Lies, Damn Lies & More Damn Lies

“There are three kinds of lies: lies, damn lies and statistics.”

– Mark Twain

One of my primary job functions is analyzing investment manager performance. Thus I spend a lot of time looking at statistical summaries of investment performance. These are usually included in a fund manager’s marketing material. Every so often I catch people playing tricks with data and formatting — not fraud, mind you, just little cognitive tricks designed to focus you on what the manager wants you to see perhaps at the expense of what is actually decision-useful.

Linear Scale Graphs of Compound Growth: Charts are pretty. Data tables are not. The ubiquitous pretty chart investment managers like to show their clients is the growth of $1/$10,000/$1,000,000 over time. The trick is that everyone is inclined to look at the pretty colors in the chart without thinking about the scale. So a successful manager will often show you a growth graph plotted on a linear scale. It will look something like this:

Linear

Whoa! It’s parabolic! However, you get a somewhat more nuanced view if you flip the scale to a logarithmic one:

Log

Now, this is the exact same data. The difference is that that the log scale better  reflects compounding wealth as an exponential function. It makes it easier to compare the slopes of the lines (which represent performance). In this case I think the manager actually benefits from the comparison because you can see on the log scale the 2015-2016 drawdown was much smaller in percentage terms than in dollar terms. But not all managers come off looking so good. And even in this case the log scale makes it clearer that performance was not quite as parabolic as from 2012-2015 as the linear scale might lead you to believe.

Cumulative Data Not Annualized: There is one reason and one reason only that an investment manager will present you with a cumulative performance number and not an annualized number. That reason is that annualized performance is not competitive. It is hard to contextualize a number like “a cumulative 40% return since inception.” It is easier to contextualize “an annualized 7% return.”

Anchoring: Data mining is easy. There is always some data point you can pick to highlight that will make you look good. All fund marketing material is designed to anchor you on the positives while minimizing the negatives. Sometimes this means bringing more obscure data to the fore while letting more useful data recede into the background. My favorite obscure statistic is “cumulative outperformance when the benchmark is down,” or, in plain language: “how much less bad we have done when the market is down.” In this situation the best response it, “okay, great, but how do you do when the market is up?”

Volume vs. Usefulness: This is the time-honored tactic of disclosing large volumes of useless information versus smaller volumes of useful information. It is most effective if the disclosure uses intimidating technical terminology or jargon. Recall my point about cumulative versus annualized returns above. Not too long ago I was reviewing some material from a manager who provided an enormous volume of statistical information: delta-adjusted net exposures; r-squared values versus a range of indices; betas and alphas; a tremendous number of granular data points. The one data point that was conspicuously absent? Annualized net of fee returns. You can bet that the manager did not look good on that measure.

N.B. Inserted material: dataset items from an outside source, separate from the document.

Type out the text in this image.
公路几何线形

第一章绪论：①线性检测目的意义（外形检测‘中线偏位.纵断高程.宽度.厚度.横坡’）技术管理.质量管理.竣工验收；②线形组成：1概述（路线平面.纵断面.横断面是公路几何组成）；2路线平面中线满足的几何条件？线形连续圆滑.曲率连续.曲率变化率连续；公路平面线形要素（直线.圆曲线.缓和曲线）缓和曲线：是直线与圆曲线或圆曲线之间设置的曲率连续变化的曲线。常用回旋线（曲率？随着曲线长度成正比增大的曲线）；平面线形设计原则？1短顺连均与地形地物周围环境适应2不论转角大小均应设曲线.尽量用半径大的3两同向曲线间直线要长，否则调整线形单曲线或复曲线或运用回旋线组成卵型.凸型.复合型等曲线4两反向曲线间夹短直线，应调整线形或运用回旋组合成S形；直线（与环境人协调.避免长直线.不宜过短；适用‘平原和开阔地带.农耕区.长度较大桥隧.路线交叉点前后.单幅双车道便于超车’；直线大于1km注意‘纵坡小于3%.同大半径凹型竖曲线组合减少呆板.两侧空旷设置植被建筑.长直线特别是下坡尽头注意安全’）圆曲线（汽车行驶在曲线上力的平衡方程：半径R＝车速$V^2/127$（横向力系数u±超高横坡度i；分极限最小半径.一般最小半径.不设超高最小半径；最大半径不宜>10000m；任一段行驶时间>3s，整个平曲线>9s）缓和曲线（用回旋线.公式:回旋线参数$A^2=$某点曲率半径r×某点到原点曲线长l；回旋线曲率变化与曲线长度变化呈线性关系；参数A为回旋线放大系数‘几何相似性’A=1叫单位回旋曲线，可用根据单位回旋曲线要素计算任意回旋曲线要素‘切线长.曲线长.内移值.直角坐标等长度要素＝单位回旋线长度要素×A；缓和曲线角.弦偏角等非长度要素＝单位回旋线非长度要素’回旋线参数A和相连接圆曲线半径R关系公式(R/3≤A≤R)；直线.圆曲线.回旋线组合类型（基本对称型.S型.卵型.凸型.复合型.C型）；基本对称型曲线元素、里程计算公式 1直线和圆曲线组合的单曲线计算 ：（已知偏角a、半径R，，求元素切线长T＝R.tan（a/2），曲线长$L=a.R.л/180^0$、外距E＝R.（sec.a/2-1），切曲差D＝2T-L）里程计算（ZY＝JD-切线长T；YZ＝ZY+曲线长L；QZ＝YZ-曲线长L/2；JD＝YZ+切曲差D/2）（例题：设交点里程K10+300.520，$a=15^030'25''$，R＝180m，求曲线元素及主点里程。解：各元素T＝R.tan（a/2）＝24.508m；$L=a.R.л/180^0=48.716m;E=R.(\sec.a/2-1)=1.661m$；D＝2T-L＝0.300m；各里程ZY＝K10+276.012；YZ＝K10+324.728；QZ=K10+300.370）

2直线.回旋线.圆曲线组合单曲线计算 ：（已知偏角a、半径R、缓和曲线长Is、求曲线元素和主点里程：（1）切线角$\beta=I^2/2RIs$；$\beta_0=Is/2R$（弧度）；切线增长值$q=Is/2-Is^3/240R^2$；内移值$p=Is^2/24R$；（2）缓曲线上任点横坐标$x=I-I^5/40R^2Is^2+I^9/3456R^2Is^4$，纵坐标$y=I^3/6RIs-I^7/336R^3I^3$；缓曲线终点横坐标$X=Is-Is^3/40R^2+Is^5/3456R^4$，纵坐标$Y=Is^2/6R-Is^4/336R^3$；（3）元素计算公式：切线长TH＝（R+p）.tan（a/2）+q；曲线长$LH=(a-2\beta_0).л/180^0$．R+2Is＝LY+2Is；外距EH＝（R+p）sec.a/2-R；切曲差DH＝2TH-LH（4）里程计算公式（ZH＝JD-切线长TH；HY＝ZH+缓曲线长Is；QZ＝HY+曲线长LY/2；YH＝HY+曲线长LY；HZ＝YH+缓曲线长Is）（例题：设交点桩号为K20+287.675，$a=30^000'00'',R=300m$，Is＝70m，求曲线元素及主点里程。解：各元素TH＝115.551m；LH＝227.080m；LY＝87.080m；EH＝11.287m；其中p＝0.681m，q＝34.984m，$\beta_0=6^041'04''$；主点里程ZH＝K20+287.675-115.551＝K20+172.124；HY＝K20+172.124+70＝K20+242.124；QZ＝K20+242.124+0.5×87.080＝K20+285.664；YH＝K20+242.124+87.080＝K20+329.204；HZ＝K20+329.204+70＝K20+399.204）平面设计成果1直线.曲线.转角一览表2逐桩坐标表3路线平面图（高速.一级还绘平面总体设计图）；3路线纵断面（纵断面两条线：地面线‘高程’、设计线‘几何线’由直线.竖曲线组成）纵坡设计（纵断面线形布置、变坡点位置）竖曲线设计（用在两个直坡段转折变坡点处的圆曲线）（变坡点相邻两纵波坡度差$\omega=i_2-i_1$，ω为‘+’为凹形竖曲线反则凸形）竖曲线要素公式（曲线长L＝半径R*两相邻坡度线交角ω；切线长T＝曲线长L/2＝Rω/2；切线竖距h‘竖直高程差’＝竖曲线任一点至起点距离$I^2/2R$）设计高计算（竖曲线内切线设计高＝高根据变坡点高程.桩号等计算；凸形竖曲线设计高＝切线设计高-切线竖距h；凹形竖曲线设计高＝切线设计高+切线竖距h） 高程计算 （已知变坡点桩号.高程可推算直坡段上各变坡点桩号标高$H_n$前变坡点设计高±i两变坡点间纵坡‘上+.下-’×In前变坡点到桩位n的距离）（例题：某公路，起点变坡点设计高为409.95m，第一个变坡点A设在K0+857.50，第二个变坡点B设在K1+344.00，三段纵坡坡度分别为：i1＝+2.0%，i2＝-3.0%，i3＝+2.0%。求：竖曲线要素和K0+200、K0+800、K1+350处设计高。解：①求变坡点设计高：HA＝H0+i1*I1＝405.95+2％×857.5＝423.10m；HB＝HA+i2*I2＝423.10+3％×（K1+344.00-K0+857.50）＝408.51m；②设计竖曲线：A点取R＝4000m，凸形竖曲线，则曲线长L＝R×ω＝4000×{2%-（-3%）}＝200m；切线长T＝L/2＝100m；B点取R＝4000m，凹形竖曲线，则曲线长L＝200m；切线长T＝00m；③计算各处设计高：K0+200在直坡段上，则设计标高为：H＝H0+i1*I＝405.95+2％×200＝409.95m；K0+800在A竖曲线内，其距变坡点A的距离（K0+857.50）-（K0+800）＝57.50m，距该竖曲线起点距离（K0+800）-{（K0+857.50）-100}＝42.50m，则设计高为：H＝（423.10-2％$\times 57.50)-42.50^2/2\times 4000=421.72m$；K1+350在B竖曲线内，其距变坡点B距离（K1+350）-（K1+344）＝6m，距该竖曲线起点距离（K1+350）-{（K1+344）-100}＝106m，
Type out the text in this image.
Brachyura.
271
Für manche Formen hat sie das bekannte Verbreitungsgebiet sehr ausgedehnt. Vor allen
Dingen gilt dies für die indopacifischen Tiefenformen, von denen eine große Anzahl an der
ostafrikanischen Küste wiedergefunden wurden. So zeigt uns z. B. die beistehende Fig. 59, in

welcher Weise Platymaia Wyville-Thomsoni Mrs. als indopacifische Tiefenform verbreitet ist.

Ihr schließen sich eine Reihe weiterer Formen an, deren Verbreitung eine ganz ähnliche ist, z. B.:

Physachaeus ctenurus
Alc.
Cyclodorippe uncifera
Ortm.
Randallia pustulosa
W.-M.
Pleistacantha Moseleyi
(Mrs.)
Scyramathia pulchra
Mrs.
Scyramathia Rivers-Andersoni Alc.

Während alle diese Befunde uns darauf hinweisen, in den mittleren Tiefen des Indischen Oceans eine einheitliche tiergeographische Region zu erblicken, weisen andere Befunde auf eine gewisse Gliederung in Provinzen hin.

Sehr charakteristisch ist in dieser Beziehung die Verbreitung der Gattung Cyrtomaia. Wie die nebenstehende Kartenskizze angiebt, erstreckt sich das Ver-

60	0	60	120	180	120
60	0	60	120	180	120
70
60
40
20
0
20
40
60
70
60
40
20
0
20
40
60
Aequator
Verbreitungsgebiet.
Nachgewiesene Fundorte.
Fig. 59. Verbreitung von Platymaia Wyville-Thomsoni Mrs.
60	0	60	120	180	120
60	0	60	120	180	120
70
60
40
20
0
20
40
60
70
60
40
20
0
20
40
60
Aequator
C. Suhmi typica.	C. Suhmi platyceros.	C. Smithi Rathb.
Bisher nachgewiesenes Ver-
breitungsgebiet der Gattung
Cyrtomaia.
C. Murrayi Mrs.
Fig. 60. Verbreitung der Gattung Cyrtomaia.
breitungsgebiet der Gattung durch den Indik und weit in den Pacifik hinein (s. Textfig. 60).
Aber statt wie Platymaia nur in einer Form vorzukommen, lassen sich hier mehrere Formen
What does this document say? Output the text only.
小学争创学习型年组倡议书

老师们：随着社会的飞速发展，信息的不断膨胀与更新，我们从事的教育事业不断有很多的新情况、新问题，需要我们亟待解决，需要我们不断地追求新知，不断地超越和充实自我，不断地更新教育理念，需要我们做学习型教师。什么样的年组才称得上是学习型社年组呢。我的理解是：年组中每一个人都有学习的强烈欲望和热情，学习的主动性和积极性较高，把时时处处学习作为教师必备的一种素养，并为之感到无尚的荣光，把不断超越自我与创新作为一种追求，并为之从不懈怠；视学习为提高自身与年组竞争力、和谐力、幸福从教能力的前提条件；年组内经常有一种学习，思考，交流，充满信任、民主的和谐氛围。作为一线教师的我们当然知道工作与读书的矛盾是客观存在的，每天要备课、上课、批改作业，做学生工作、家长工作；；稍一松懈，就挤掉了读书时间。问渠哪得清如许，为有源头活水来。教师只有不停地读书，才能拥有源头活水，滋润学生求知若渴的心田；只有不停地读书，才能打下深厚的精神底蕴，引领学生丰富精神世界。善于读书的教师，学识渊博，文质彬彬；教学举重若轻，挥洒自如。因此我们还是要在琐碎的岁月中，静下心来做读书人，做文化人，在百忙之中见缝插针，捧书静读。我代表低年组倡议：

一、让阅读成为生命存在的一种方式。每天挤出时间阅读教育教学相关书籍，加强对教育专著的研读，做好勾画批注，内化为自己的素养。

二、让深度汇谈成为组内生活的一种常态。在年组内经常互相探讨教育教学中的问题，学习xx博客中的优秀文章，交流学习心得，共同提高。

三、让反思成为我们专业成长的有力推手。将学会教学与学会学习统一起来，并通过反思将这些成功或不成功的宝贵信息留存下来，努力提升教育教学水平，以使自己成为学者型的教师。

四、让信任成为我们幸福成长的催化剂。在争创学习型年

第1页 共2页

Lies of Omission: Sometimes marketers will go to great lengths to avoid using certain words. “Leverage” is one of these. Leverage is not inherently evil but it does amplify risk. I recall a recent pitch for a strategy claiming to yield 20% annually (!!) Bear in mind that the average yield spread of the lowest-rated corporate debt to Treasuries is something like 4% these days. Of course it turned out the fund was levering its investments 4-5x on average. I think the word “leverage” appeared one time in the entire pitch book, in a footnote I’m sure they assumed no one would read. More generally, pitching anything based on “yield” versus “total return” is a kind of lie of omission. A 20% yield is not worth losing 90% of your principal.